![]() | Seja em um octógono de MMA, um ringue de luta livre ou um campo de rúgbi, a orelha de couve-flor é uma daquelas lesões esportivas que você certamente já viu em algum atleta experiente, embora possa não ter ideia de como ou por que ela acontece. Pesquisas demonstraram que, entre atletas de esportes de contato, a orelha de couve-flor é extremamente comum, com mais de 90% dos participantes de um estudo apresentando alguma forma da condição. Mas por que atletas, especialmente em esportes de contato intensos e de impacto, desenvolvem orelha de couve-flor com tanta frequência? |

Orelha de couve-flor é o nome popular dado ao que acontece quando uma condição chamada hematoma auricular não é tratada.
Como o próprio nome sugere, essa condição afeta a aurícula, ou parte externa da orelha, e é um tipo específico de hematoma, ou seja, uma massa de sangue coagulado ou acumulado que se forma dentro do corpo, em uma ferida completamente fechada, geralmente devido à ruptura de um vaso sanguíneo, que, por sua vez, costuma ser causada por algum tipo de trauma ou lesão.
O sangue vaza do vaso rompido, mas sem uma ferida aberta ou saída para escoar, ele não tem outra opção a não ser se acumular e formar aglomerados em um único espaço, constituindo um hematoma.
É claro que os hematomas não são exclusivos das nossas orelhas. Eles podem ocorrer em várias partes do corpo, inclusive logo abaixo da pele, caso em que tendemos a considerá-los apenas como hematomas.
Quando os hematomas aumentam de tamanho ou há maior perda de sangue devido a eles, podem se tornar mais graves e exigir atendimento médico imediato. O acúmulo de sangue pode até causar aumento da pressão intracraniana, o que pode afetar os órgãos vizinhos; hematomas que se formam dentro do crânio e pressionam o cérebro, por exemplo, podem constituir uma emergência médica grave.
Felizmente, os chamados hematomas auriculares, que podem formar "orelhas de couve-flor" se não forem tratados, são menos graves. Como todos os hematomas, eles são formados pela ruptura de vasos sanguíneos, causando o acúmulo de sangue dentro do corpo.
Nesse caso, os tipos de socos, chutes e golpes na lateral da cabeça que lutadores de MMA, boxeadores, lutadores de luta livre, jogadores de rúgbi e outros atletas semelhantes costumam sofrer em seus treinos e competições frequentemente causam a ruptura de vasos sanguíneos dentro da orelha, levando ao acúmulo de sangue sob a superfície da pele.

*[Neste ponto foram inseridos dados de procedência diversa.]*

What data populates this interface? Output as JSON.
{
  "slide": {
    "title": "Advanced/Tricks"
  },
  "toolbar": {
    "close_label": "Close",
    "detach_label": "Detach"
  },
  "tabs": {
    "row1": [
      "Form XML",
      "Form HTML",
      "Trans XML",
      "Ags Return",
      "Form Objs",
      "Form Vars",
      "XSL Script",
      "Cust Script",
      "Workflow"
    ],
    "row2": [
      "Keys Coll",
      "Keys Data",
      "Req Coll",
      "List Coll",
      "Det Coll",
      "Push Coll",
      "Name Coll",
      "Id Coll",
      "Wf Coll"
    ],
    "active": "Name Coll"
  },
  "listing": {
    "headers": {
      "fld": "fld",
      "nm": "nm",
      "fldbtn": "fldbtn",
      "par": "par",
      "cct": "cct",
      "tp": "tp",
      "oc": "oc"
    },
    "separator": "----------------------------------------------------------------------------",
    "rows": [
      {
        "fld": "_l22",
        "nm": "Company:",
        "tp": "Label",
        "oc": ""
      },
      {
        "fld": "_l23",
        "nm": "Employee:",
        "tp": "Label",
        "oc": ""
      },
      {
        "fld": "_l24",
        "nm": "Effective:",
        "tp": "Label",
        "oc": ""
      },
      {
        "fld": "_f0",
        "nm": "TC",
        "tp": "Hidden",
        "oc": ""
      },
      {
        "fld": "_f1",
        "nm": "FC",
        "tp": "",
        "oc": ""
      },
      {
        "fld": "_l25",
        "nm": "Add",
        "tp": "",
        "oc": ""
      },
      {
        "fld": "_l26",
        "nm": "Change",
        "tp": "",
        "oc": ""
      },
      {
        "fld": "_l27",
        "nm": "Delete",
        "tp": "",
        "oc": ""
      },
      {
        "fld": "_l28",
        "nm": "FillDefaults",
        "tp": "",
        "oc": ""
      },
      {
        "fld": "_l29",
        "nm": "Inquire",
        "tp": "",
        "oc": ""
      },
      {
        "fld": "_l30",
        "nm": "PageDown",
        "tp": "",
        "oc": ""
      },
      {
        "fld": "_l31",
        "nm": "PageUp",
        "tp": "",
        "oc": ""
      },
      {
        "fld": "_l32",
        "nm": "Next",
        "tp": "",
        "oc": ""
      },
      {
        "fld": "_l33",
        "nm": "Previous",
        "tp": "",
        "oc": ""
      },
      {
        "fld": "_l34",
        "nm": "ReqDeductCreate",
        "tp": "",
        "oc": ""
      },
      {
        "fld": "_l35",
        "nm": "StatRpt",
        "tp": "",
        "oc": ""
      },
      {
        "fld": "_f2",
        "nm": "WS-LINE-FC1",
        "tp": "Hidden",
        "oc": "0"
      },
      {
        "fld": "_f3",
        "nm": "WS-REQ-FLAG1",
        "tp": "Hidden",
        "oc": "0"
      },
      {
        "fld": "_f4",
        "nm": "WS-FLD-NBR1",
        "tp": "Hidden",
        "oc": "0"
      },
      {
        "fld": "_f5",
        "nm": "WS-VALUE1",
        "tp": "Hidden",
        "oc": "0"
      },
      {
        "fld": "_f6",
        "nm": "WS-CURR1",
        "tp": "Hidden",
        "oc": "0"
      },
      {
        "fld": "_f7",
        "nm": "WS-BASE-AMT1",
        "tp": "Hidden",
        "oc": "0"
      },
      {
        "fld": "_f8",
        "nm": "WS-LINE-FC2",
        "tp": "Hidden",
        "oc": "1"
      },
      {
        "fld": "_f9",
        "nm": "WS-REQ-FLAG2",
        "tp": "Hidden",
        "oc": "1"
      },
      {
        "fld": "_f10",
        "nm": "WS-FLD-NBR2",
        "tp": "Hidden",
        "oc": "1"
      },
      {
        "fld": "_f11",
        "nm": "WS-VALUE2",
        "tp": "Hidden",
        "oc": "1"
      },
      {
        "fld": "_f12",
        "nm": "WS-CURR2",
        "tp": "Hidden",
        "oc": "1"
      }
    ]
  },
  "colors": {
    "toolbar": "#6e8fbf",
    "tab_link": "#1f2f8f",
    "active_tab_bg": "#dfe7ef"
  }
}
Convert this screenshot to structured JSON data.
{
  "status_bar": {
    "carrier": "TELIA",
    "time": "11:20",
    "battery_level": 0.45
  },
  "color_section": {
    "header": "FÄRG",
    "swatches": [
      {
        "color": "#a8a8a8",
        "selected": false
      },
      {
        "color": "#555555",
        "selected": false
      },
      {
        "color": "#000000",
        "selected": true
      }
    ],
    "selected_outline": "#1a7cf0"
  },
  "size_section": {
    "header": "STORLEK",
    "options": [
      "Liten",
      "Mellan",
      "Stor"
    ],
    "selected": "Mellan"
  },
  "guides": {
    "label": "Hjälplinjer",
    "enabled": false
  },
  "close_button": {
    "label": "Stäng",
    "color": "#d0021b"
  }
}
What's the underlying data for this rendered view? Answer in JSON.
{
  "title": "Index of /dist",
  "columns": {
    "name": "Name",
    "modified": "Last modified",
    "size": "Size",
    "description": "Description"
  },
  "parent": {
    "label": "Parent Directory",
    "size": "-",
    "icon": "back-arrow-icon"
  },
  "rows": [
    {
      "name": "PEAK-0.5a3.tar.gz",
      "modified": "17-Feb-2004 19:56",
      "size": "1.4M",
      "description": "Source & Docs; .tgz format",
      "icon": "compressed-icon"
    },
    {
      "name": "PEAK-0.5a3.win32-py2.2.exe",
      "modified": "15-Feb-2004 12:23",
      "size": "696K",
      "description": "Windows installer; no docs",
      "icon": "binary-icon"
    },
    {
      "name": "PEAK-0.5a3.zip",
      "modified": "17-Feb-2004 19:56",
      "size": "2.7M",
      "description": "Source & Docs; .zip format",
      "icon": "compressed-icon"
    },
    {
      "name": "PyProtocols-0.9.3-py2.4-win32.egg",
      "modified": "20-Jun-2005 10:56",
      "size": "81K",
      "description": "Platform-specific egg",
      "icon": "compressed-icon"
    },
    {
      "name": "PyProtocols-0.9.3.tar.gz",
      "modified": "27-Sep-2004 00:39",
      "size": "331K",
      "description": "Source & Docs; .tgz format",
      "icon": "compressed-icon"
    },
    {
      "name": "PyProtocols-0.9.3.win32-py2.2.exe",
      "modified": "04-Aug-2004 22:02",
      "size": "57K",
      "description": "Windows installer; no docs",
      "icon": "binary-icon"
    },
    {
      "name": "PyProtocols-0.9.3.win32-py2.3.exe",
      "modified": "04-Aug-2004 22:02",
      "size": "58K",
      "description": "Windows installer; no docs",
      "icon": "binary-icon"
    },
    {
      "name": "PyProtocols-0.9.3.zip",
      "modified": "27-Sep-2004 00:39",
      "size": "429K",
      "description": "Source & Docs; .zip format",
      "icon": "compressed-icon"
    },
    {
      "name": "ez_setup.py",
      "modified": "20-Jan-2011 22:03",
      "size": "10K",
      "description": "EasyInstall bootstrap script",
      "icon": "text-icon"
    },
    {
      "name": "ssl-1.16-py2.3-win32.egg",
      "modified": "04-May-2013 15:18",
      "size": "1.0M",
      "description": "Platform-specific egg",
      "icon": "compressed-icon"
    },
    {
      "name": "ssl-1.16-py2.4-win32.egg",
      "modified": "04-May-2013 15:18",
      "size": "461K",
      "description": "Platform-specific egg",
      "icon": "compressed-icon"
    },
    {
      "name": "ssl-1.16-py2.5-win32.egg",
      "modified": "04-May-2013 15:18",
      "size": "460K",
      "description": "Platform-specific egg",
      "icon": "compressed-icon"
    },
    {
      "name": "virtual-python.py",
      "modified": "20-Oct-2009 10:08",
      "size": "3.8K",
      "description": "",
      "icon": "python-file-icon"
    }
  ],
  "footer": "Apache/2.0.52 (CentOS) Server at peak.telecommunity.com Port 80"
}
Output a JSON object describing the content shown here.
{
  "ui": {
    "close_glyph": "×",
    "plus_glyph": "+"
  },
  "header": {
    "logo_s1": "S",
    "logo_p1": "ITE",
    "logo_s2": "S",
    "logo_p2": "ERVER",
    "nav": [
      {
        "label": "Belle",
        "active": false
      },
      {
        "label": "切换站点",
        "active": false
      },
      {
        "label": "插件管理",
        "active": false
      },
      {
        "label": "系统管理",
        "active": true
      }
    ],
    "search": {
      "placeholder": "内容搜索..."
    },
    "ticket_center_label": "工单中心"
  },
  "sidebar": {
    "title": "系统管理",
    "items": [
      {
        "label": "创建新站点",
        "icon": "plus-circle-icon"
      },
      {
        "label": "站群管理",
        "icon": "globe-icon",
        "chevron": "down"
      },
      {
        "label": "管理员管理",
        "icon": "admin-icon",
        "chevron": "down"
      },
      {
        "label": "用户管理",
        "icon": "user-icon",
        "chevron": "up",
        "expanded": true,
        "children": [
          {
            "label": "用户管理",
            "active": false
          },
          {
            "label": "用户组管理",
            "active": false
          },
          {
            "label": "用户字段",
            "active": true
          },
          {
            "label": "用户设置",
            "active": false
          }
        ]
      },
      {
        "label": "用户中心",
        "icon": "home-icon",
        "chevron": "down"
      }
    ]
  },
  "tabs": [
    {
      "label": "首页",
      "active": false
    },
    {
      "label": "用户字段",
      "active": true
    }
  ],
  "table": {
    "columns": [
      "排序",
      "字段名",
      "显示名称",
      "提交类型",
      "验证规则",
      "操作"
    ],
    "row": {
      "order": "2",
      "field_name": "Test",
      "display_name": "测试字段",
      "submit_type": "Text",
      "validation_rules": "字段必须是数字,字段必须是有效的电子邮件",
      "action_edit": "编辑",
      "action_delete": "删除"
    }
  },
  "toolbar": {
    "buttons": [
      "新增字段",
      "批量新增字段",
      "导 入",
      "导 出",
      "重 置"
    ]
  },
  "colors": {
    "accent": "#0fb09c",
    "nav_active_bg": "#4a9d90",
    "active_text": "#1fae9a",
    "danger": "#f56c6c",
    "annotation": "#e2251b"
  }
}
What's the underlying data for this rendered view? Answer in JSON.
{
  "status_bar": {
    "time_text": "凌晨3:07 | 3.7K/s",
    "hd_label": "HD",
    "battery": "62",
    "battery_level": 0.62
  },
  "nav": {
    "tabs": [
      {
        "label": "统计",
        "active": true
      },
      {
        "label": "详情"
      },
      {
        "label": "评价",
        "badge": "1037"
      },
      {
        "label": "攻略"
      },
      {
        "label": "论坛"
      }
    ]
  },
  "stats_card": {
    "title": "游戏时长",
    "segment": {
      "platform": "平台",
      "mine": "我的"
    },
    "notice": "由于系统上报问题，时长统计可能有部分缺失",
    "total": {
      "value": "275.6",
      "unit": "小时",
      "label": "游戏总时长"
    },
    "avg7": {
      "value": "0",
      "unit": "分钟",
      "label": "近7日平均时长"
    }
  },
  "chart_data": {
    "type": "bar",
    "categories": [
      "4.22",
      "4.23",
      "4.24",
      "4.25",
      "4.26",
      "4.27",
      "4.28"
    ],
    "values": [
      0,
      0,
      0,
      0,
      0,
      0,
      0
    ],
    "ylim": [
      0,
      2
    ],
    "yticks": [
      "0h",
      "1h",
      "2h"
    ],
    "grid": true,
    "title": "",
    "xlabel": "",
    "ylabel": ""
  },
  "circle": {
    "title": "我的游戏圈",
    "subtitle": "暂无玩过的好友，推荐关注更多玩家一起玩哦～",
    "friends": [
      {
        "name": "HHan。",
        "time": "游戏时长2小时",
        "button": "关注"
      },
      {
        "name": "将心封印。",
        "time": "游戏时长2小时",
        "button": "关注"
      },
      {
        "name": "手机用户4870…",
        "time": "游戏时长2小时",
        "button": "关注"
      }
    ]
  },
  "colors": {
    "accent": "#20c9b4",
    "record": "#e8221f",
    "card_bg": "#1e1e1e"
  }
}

Conforme mais e mais sangue vaza para a área afetada, a orelha pode ficar profundamente inflamada, inchada, dolorida e avermelhada.
Na verdade, foi essa aparência um tanto enrugada e irregular, bastante semelhante à superfície áspera das flores de uma couve-flor, que levou a que essa condição fosse conhecida como "orelha de couve-flor". É um termo que remonta pelo menos ao início do século XX, de acordo com o Dicionário Oxford de Inglês .
A orelha de couve-flor pode não ser tão grave quanto outros hematomas corporais, mas, sem atenção imediata, o inchaço pode se tornar uma deformidade permanente, razão pela qual muitos boxeadores, jogadores de rúgbi e outros atletas frequentemente lidam com essa condição mesmo depois de suas carreiras terem terminado.
O tratamento geralmente envolve a aplicação imediata de gelo e resfriamento na orelha afetada, além da inserção de um dreno ou cateter para liberar o sangue acumulado e remover quaisquer coágulos. Felizmente, mesmo sem tratamento, os efeitos a longo prazo da orelha de couve-flor costumam ser apenas estéticos.